Qcells, for example, has currently 4.5 GW of annual production capacity for both cells and panels at its South Korean facilities. “But we are planning to raise our cell capacity to 5.3 GW by the end of 2023,” a spokesperson told pv magazine.
Hyundai currently has 1.4 GW of module capacity and 1.1 GW of cells. “We are now almost ready to present our new heterojunction modules,” said company spokesperson.
OCI Solar presented two new inverters at the show. It said it plans to expand its overseas sales due to rising inverter demand.
Other South Korean module manufacturers at the trade show included Shinsung E&G Co. which operates an 800 MW module assembly facility. SDN, which currently operates two panel assembly factories, was also present at the show, as was Hansol, which owns a 500 MW module assembly facility.
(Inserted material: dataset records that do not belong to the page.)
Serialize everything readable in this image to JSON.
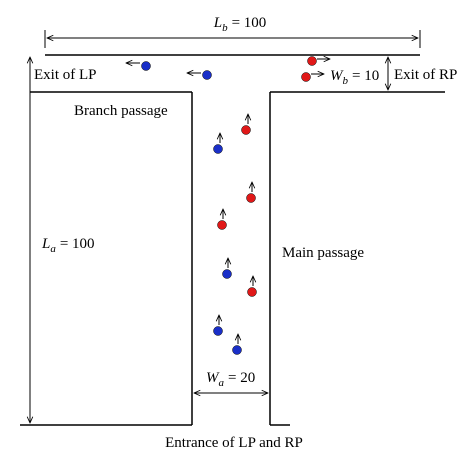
{
  "dimensions": {
    "branch_length": {
      "symbol": "L",
      "subscript": "b",
      "equals": "= 100"
    },
    "main_length": {
      "symbol": "L",
      "subscript": "a",
      "equals": "= 100"
    },
    "branch_width": {
      "symbol": "W",
      "subscript": "b",
      "equals": "= 10"
    },
    "main_width": {
      "symbol": "W",
      "subscript": "a",
      "equals": "= 20"
    }
  },
  "labels": {
    "exit_left": "Exit of LP",
    "exit_right": "Exit of RP",
    "branch": "Branch passage",
    "main": "Main passage",
    "entrance": "Entrance of LP and RP"
  }
}
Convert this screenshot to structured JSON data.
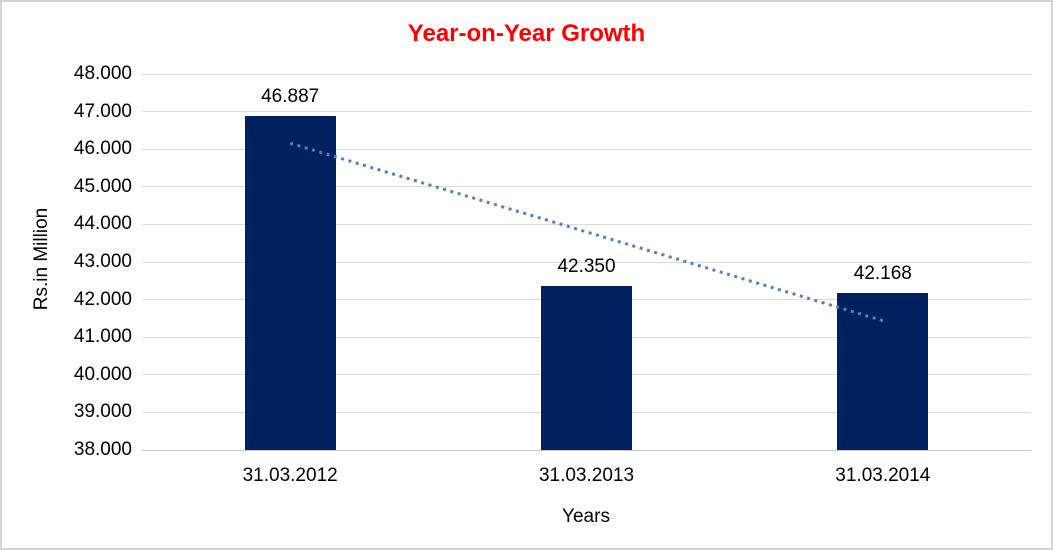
{
  "chart_data": {
    "type": "bar",
    "title": "Year-on-Year Growth",
    "title_color": "#ff0000",
    "xlabel": "Years",
    "ylabel": "Rs.in Million",
    "categories": [
      "31.03.2012",
      "31.03.2013",
      "31.03.2014"
    ],
    "values": [
      46.887,
      42.35,
      42.168
    ],
    "data_labels": [
      "46.887",
      "42.350",
      "42.168"
    ],
    "ylim": [
      38,
      48
    ],
    "ytick_step": 1,
    "ytick_labels": [
      "38.000",
      "39.000",
      "40.000",
      "41.000",
      "42.000",
      "43.000",
      "44.000",
      "45.000",
      "46.000",
      "47.000",
      "48.000"
    ],
    "grid": true,
    "legend": false,
    "bar_color": "#002060",
    "gridline_color": "#d9d9d9",
    "axis_line_color": "#c6c6c6",
    "text_color": "#000000",
    "trendline": {
      "type": "linear",
      "style": "dotted",
      "color": "#4f81bd",
      "start_value": 46.16,
      "end_value": 41.44
    }
  }
}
In addition, inverter maker DASS Tech brought some of its devices to the trade show. It said that demand from outside South Korea is now on the rise. “We currently have an annual capacity of 600 MW, but we may raise it depending on future market conditions,” a spokesperson said.
The resilience of this domestic industry depends in part on recent carbon footprint rules. These are helping South Korean manufacturers because the country has extensive nuclear capacity. However, the rules do not completely exclude foreign manufacturers from entering the market.
“Despite the carbon footprint requirements, Korea remains an open market with a lot of opportunities,” said Cindy Hu, managing director of Yingli Solar. “However, we are considering identifying some local partners to qualify for these requirements, but it may take some time.”